MegaBLAST on a large nucleotide set

In this example, you search 87,374 hepatitis virus sequences against the nt database, producing tabular output. The search should take about 75 minutes and cost less than $10. The preemptible or spot price could be as little as 20% of that, but may take longer to complete.

Below is the configuration file for this example. Copy it into a new file with a text editor, then fill in the needed sections, which includes the cloud-provider information, the query path, and a bucket for your results. Assuming you are using the same account as in the quickstart, use the same cloud-provider information. For the query path, uncomment either the GCP (gs://) or the AWS (s3://) option and delete the other one. You may use the results bucket used in the quickstart, but you should change the final location (BDQA).

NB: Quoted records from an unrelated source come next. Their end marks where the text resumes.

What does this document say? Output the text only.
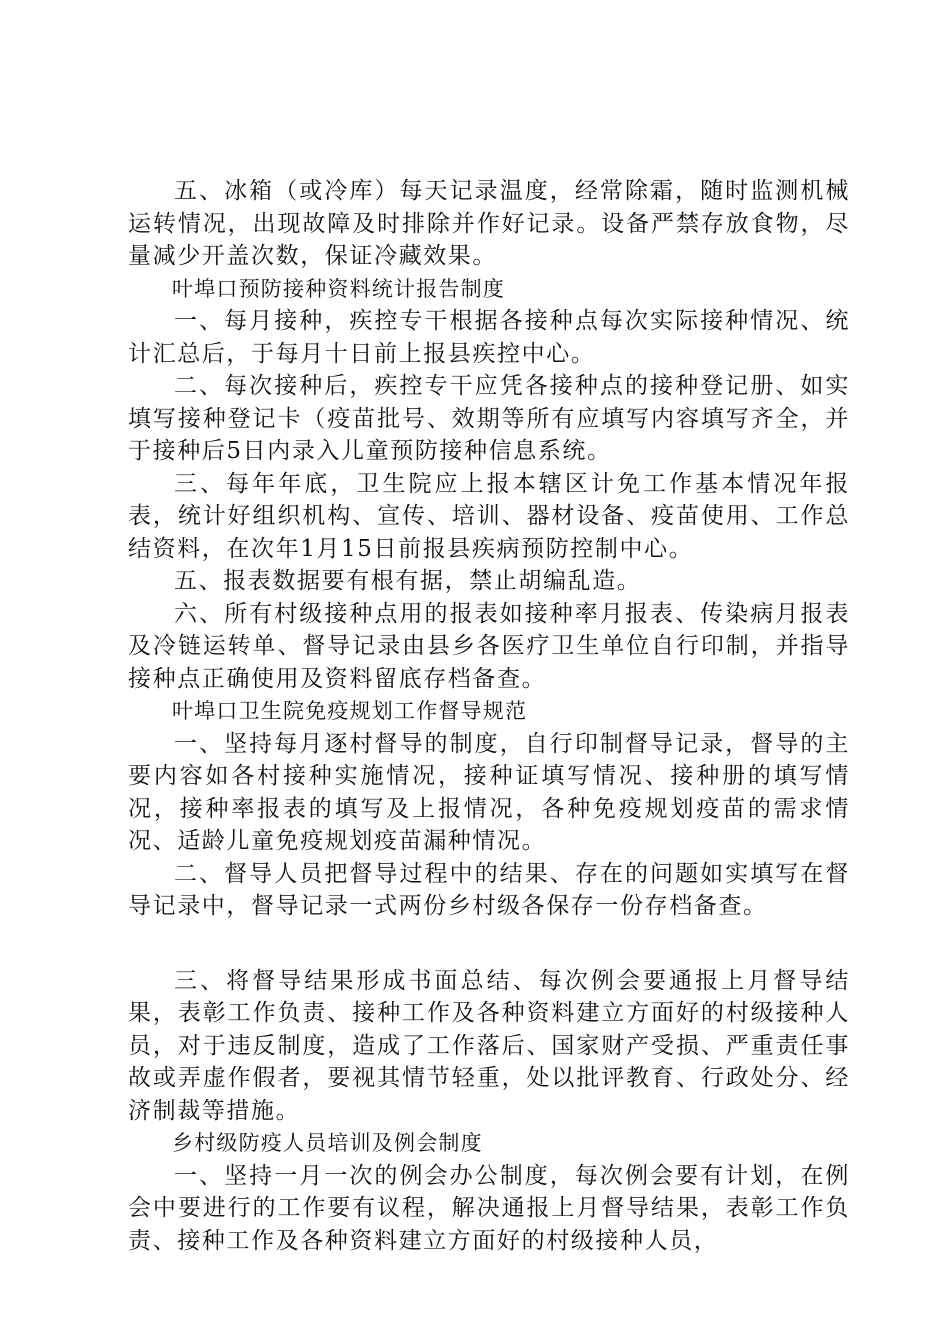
五、冰箱（或冷库）每天记录温度，经常除霜，随时监测机械运转情况，出现故障及时排除并作好记录。设备严禁存放食物，尽量减少开盖次数，保证冷藏效果。

叶埠口预防接种资料统计报告制度

一、每月接种，疾控专干根据各接种点每次实际接种情况、统计汇总后，于每月十日前上报县疾控中心。

二、每次接种后，疾控专干应凭各接种点的接种登记册、如实填写接种登记卡（疫苗批号、效期等所有应填写内容填写齐全，并于接种后5日内录入儿童预防接种信息系统。

三、每年年底，卫生院应上报本辖区计免工作基本情况年报表，统计好组织机构、宣传、培训、器材设备、疫苗使用、工作总结资料，在次年1月15日前报县疾病预防控制中心。

五、报表数据要有根有据，禁止胡编乱造。

六、所有村级接种点用的报表如接种率月报表、传染病月报表及冷链运转单、督导记录由县乡各医疗卫生单位自行印制，并指导接种点正确使用及资料留底存档备查。

叶埠口卫生院免疫规划工作督导规范

一、坚持每月逐村督导的制度，自行印制督导记录，督导的主要内容如各村接种实施情况，接种证填写情况、接种册的填写情况，接种率报表的填写及上报情况，各种免疫规划疫苗的需求情况、适龄儿童免疫规划疫苗漏种情况。

二、督导人员把督导过程中的结果、存在的问题如实填写在督导记录中，督导记录一式两份乡村级各保存一份存档备查。

三、将督导结果形成书面总结、每次例会要通报上月督导结果，表彰工作负责、接种工作及各种资料建立方面好的村级接种人员，对于违反制度，造成了工作落后、国家财产受损、严重责任事故或弄虚作假者，要视其情节轻重，处以批评教育、行政处分、经济制裁等措施。

乡村级防疫人员培训及例会制度

一、坚持一月一次的例会办公制度，每次例会要有计划，在例会中要进行的工作要有议程，解决通报上月督导结果，表彰工作负责、接种工作及各种资料建立方面好的村级接种人员，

The instructions below assume the configuration file is named hepatitis.ini. If you use a different name, you can simply modify the instructions.

 1[cloud-provider]
 2**FILL IN**
 3
 4[cluster]
 5num-nodes = 4
 6
 7[blast]
 8program = blastn
 9db = nt
10#queries = gs://elastic-blast-samples/queries/tests/hepatitis.fsa
11#queries = s3://elasticblast-test/queries/hepatitis.fsa.gz
12results = **FILL IN**
13options = -evalue 0.01 -outfmt 7

Once you have finished your edits to the configuration file, you are ready to start your run. You should follow the same steps you used in your quickstart.

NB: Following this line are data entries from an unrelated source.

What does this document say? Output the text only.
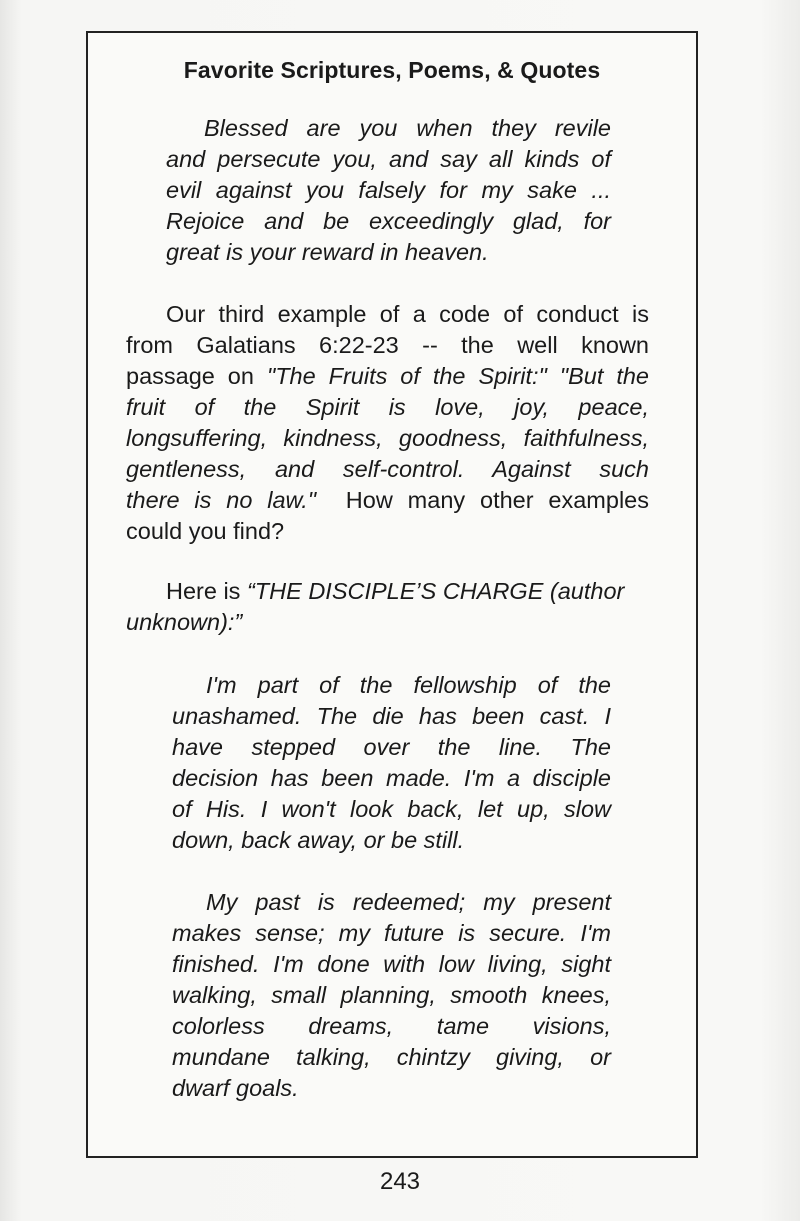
Favorite Scriptures, Poems, & Quotes
Blessed are you when they revile
and persecute you, and say all kinds of
evil against you falsely for my sake ...
Rejoice and be exceedingly glad, for
great is your reward in heaven.
Our third example of a code of conduct is
from Galatians 6:22-23 -- the well known
passage on "The Fruits of the Spirit:" "But the
fruit of the Spirit is love, joy, peace,
longsuffering, kindness, goodness, faithfulness,
gentleness, and self-control. Against such
there is no law."  How many other examples
could you find?
Here is “THE DISCIPLE’S CHARGE (author
unknown):”
I'm part of the fellowship of the
unashamed. The die has been cast. I
have stepped over the line. The
decision has been made. I'm a disciple
of His. I won't look back, let up, slow
down, back away, or be still.
My past is redeemed; my present
makes sense; my future is secure. I'm
finished. I'm done with low living, sight
walking, small planning, smooth knees,
colorless dreams, tame visions,
mundane talking, chintzy giving, or
dwarf goals.
243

First, run elastic-blast with the submit command:

elastic-blast submit --cfg hepatitis.ini

Once the above command returns (which may take a few minutes), you can check the status of the search:

elastic-blast status --cfg hepatitis.ini

Once your search is done, you may download the results as shown below.

For GCP, use the command:

gsutil -qm cp ${YOUR_RESULTS_BUCKET}/*.out.gz .

For AWS, use the command:

aws s3 cp ${YOUR_RESULTS_BUCKET}/ . --exclude "*" --include "*.out.gz" --recursive

Here, YOUR_RESULTS_BUCKET should be set to the name of the results bucket used in your configuration file.

Finally, make sure to delete your resources if the Auto-shutdown feature is not enabled:

elastic-blast delete --cfg hepatitis.ini

You should also run the checks outlined in the quickstart to double-check that all resources have been deleted. Please see clean up cloud resources for GCP or clean up cloud resources for AWS for details.